Elles se caractérisent par une infiltration diffuse de la charpente conjonctive du poumon par des cellules inflammatoires et de la fibrose. Plus de 130 affections peuvent être responsables d’une pneumopathie chronique infiltrante diffuse (PCID).

On a pour habitude de les classer en deux groupes :

– les PCID primitives (parmi lesquelles la sarcoïdose et la fibrose pulmonaire idiopathique représentent la majorité des cas), qui sont les plus fréquentes ;

– les PCID secondaires, dans lesquelles une cause identifiable (pneumoconioses, alvéolites allergiques extrinsèques, etc) est retrouvée.

Le retentissement fonctionnel respiratoire des PCID s’exprime typiquement par un syndrome restrictif, une diminution de la DLCO, une diminution de la compliance statique, ainsi qu’une détérioration de l’hématose à l’exercice.

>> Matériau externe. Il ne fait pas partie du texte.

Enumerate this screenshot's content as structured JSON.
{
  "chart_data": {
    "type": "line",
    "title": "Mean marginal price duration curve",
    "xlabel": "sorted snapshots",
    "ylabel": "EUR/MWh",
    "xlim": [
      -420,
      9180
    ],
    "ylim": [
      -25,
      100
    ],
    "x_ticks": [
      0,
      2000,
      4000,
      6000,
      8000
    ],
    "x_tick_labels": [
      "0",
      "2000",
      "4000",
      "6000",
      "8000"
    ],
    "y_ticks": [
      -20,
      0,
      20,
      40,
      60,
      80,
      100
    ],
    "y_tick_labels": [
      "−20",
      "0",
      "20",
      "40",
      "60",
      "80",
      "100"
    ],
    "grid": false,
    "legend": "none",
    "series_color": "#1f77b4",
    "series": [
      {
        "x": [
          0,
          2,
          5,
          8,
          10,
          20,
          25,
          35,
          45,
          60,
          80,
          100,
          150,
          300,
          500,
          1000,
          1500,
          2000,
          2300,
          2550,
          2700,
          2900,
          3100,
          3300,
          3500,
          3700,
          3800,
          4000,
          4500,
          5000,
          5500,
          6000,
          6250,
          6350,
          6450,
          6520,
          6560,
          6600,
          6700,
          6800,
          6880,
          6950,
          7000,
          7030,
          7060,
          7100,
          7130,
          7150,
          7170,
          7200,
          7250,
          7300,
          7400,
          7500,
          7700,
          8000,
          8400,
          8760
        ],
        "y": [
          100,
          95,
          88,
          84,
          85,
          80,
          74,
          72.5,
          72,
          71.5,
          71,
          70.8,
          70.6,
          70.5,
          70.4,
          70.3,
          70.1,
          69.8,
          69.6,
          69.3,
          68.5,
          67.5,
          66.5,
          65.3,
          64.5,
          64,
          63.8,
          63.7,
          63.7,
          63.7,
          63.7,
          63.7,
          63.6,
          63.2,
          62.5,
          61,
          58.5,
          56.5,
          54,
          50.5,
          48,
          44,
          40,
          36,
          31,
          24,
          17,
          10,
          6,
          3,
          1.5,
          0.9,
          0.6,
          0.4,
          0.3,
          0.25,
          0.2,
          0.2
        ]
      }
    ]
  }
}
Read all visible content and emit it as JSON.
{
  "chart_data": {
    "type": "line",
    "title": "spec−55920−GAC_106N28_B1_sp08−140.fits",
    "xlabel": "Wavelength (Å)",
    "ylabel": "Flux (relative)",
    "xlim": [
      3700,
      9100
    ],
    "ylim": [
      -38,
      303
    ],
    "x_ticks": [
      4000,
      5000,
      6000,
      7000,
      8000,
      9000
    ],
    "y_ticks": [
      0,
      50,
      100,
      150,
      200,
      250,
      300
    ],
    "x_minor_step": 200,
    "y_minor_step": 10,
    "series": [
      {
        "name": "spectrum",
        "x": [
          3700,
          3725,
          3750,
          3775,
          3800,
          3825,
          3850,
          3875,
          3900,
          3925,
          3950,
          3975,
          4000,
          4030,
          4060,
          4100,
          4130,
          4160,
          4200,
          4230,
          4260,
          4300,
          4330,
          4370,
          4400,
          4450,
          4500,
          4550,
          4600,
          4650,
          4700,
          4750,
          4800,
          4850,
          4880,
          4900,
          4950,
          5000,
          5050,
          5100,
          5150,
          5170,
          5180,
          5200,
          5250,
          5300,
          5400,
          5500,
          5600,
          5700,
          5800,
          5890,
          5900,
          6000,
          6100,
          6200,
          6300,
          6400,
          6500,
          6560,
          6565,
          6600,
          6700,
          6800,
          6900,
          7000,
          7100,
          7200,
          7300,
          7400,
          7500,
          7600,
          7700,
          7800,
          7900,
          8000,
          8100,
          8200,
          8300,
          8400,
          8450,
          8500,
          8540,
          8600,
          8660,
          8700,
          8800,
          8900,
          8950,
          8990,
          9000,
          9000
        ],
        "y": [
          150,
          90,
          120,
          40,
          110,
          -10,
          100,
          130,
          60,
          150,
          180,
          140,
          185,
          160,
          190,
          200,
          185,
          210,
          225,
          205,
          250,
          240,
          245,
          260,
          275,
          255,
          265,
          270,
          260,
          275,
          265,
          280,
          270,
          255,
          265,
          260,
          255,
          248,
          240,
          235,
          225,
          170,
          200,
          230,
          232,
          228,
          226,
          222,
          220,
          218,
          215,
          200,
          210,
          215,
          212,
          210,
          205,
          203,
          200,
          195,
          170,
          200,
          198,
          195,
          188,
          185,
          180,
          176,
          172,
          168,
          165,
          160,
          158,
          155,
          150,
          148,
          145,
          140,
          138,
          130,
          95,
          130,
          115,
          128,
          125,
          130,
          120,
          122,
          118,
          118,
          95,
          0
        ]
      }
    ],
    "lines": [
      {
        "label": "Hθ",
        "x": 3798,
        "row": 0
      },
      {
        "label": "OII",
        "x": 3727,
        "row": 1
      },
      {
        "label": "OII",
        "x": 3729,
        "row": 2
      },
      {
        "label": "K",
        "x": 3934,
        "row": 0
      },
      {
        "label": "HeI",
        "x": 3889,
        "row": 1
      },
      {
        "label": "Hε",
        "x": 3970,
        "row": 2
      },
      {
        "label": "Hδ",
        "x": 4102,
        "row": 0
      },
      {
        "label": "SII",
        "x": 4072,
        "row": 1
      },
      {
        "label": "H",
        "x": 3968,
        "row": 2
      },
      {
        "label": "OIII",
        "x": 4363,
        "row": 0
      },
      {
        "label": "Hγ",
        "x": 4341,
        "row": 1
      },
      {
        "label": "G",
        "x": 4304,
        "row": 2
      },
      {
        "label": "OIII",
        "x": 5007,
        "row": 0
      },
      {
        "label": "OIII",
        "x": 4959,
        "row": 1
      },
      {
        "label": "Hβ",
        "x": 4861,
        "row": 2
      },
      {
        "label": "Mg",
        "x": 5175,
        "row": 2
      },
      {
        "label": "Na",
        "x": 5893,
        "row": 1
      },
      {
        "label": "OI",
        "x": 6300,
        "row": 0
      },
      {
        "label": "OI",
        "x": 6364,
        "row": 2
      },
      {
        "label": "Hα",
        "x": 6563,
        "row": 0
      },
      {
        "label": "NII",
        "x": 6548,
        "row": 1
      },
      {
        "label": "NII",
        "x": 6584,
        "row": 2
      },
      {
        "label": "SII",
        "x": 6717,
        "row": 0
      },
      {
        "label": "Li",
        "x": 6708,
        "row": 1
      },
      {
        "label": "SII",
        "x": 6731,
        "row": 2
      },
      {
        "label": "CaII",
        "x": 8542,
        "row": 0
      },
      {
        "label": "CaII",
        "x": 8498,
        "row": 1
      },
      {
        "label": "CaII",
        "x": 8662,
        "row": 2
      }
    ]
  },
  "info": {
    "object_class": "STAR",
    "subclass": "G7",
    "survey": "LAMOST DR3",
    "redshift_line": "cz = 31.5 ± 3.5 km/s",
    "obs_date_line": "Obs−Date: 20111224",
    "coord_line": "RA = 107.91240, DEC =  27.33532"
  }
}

Certains éléments peuvent orienter le diagnostic étiologique.

Ainsi, un syndrome mixte associant trouble ventilatoire obstructif à la restriction peut être observé en cas de sarcoïdose, d’histiocytose X, de lymphangioléiomyomatose, de silicose, ou de pneumopathie interstitielle à éosinophiles alors qu’un syndrome restrictif pur est habituellement observé dans le cas d’une fibrose pulmonaire idiopathique.

À côté de cet intérêt diagnostique, la spirométrie a aussi un intérêt pronostique, car l’importance de la restriction, de même que son évolution sous traitement, semblent être les paramètres les mieux corrélés à la survie des patients.

4- Tuberculose :

Les séquelles de cette pathologie sont multiples.

Les séquelles pariétales des traitements chirurgicaux agressifs et des atteintes pleurales directes ont déjà été évoquées.

Des séquelles parenchymateuses, parfois sévères, peuvent aussi être observées au terme de formes diffuses et sévères, en cas de traitement insuffisant, mais aussi chez des patients ayant développé la maladie avant la mise à disposition des antibiotiques antituberculeux efficaces.

Les lésions peuvent être localisées ou diffuses.

Une atteinte bronchique importante est souvent associée, expliquant le fait qu’un trouble ventilatoire obstructif soit souvent associé à la restriction des volumes pulmonaires (syndrome mixte).